Security best practices for Amazon RDS - Amazon Relational Database Service
Services or capabilities described in Amazon Web Services documentation might vary by Region. To see the differences applicable to the China Regions, see Getting Started with Amazon Web Services in China (PDF).

Security best practices for Amazon RDS

Use Amazon Identity and Access Management (IAM) accounts to control access to Amazon RDS API operations, especially operations that create, modify, or delete Amazon RDS resources. Such resources include DB instances, security groups, and parameter groups. Also use IAM to control actions that perform common administrative actions such as backing up and restoring DB instances.

  • Create an individual user for each person who manages Amazon RDS resources, including yourself. Don't use Amazon root credentials to manage Amazon RDS resources.

  • Grant each user the minimum set of permissions required to perform his or her duties.

  • Use IAM groups to effectively manage permissions for multiple users.

  • Rotate your IAM credentials regularly.

  • Configure Amazon Secrets Manager to automatically rotate the secrets for Amazon RDS. For more information, see Rotating your Amazon Secrets Manager secrets in the Amazon Secrets Manager User Guide. You can also retrieve the credential from Amazon Secrets Manager programmatically. For more information, see Retrieving the secret value in the Amazon Secrets Manager User Guide.

For more information about Amazon RDS security, see Security in Amazon RDS. For more information about IAM, see Amazon Identity and Access Management.

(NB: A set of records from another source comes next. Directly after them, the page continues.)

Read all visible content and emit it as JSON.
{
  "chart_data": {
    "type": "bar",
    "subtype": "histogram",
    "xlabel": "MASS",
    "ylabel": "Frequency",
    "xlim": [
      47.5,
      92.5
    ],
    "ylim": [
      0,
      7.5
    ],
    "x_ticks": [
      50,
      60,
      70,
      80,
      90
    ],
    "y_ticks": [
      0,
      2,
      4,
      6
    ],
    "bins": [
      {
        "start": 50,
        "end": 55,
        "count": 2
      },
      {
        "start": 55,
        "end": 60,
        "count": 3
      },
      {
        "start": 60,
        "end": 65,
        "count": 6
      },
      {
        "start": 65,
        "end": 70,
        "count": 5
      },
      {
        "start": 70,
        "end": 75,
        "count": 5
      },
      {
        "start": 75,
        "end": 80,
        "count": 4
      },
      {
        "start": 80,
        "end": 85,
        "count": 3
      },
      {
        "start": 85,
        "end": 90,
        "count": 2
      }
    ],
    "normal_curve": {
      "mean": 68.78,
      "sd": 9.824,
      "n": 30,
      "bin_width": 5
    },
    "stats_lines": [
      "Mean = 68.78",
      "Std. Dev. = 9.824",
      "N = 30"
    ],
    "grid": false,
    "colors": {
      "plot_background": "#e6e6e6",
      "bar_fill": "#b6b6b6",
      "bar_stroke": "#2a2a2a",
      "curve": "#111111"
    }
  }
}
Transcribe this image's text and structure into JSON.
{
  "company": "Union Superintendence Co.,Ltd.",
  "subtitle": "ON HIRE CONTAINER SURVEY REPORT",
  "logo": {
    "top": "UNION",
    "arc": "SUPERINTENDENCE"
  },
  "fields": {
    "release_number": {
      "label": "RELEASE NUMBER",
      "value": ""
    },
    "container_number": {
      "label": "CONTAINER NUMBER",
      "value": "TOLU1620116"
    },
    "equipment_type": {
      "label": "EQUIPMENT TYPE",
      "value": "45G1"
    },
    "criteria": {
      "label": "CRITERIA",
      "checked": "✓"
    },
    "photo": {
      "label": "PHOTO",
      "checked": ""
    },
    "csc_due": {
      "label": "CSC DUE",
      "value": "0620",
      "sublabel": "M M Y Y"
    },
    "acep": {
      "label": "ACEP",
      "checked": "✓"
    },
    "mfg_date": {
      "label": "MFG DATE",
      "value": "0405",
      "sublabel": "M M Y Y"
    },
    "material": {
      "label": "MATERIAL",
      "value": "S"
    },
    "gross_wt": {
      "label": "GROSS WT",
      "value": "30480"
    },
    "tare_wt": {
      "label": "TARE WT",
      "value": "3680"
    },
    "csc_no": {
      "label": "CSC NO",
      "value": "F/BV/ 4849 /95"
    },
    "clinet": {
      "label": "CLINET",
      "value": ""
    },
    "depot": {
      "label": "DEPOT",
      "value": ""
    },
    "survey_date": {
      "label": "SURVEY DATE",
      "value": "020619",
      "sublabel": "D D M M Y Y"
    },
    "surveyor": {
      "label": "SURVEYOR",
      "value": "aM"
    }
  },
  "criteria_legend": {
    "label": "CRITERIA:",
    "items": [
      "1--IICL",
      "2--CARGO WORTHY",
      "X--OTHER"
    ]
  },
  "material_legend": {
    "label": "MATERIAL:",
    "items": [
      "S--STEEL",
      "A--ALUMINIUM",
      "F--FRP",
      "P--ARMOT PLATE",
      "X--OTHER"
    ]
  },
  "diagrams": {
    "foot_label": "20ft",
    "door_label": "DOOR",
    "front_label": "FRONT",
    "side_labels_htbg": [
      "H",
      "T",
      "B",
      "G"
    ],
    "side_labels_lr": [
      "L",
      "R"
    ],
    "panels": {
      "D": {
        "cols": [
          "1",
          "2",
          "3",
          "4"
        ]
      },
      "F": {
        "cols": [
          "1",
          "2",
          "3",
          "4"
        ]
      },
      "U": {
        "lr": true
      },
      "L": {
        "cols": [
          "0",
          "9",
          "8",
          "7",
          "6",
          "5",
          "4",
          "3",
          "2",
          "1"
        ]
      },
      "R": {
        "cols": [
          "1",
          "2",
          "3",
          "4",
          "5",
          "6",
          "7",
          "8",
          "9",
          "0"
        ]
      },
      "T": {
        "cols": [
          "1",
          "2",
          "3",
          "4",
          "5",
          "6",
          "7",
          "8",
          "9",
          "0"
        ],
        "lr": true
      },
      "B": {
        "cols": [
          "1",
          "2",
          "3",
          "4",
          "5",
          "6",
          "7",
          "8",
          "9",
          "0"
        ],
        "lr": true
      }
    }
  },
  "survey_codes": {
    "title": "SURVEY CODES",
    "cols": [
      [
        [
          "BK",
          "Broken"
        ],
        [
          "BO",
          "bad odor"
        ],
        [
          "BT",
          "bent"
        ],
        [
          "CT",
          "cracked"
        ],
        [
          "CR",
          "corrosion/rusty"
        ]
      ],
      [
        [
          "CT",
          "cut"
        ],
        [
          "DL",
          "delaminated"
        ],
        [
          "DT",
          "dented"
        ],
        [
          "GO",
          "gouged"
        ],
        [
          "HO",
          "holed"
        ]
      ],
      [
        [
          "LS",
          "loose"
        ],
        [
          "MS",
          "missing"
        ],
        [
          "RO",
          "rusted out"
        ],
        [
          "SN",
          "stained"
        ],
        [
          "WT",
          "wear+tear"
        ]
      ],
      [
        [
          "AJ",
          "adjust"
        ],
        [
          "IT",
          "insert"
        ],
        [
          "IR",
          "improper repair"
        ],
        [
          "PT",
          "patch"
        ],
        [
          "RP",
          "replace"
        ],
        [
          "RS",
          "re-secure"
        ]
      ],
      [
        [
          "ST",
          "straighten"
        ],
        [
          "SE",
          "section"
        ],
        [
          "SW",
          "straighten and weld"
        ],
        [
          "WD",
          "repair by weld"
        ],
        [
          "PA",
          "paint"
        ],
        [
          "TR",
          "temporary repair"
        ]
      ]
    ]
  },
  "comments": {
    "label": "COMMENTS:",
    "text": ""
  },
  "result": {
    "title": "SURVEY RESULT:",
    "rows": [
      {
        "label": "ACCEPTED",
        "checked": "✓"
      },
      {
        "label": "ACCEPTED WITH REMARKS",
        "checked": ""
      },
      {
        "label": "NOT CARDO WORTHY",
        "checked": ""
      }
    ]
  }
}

For information on IAM best practices, see IAM best practices.

Amazon Security Hub uses security controls to evaluate resource configurations and security standards to help you comply with various compliance frameworks. For more information about using Security Hub to evaluate RDS resources, see Amazon Relational Database Service controls in the Amazon Security Hub User Guide.

You can monitor your usage of RDS as it relates to security best practices by using Security Hub. For more information, see What is Amazon Security Hub?.

Use the Amazon Web Services Management Console, the Amazon CLI, or the RDS API to change the password for your master user. If you use another tool, such as a SQL client, to change the master user password, it might result in privileges being revoked for the user unintentionally.